The author is Nomura economist Zhang Zhiwei
China’s M2 growth rebounded to 13.2% year-on-year in April, up from 12.1% in March, higher than the market expectation of 12.2%. It is partly due to favorable base effects as the M2 level unusually fell from March to April last year.
Total social financing fell to RMB1.55 trillion from RMB2.07 trillion, largely in line with expectations of RMB1.48 trillion.
This was mainly dragged down by new RMB loans, which fell to RMB774.7 billion in April, from RMB1.05 trillion in March. The market consensus was expecting new RMB loans of RMB800 billion.
Foreign currency loans also fell sharply to RMB18.6 billion from RMB136.4 billion. Shadow banking credit, including entrusted loans, acceptance bills and trust loans, were down by half at RMB278 billion from RMB551.5 billion.

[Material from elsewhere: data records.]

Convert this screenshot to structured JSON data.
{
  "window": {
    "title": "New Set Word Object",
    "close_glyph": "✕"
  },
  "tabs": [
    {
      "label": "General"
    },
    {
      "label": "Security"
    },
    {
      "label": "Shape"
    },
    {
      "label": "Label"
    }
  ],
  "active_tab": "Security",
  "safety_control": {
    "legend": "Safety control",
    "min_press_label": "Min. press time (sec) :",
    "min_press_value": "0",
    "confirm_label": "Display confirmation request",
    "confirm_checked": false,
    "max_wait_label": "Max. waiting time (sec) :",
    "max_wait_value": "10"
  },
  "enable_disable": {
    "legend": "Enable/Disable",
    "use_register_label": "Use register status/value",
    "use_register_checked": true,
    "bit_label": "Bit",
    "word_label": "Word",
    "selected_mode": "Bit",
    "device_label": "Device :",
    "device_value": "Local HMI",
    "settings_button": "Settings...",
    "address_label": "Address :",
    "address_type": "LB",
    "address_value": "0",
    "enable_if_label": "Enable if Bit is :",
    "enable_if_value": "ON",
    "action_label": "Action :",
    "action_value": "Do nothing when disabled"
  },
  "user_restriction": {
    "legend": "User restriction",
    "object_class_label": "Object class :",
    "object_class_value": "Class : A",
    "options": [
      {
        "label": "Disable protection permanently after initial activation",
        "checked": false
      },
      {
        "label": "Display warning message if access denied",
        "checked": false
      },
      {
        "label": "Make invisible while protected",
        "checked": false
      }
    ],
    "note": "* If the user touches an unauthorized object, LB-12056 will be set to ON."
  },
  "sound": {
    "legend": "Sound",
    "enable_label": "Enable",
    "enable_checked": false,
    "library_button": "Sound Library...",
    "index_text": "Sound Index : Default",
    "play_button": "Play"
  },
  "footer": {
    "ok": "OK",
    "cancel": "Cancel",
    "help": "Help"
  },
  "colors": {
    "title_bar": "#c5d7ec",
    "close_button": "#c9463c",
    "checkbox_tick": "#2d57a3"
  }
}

The stock of credit growth across all categories declined. Total social financing growth continued to slow to a record low of 17.8% year-on-year in April, down from 18.4% in March. Shadow banking credit growth fell to 25.5% from 28.4%. Outstanding RMB loans growth slowed to 13.7% from 13.9%.
We do not take the M2 growth rebound as a signal of policy easing, and still expect growth to slow in the second quarter, dragged down by tight credit conditions and a weak property sector.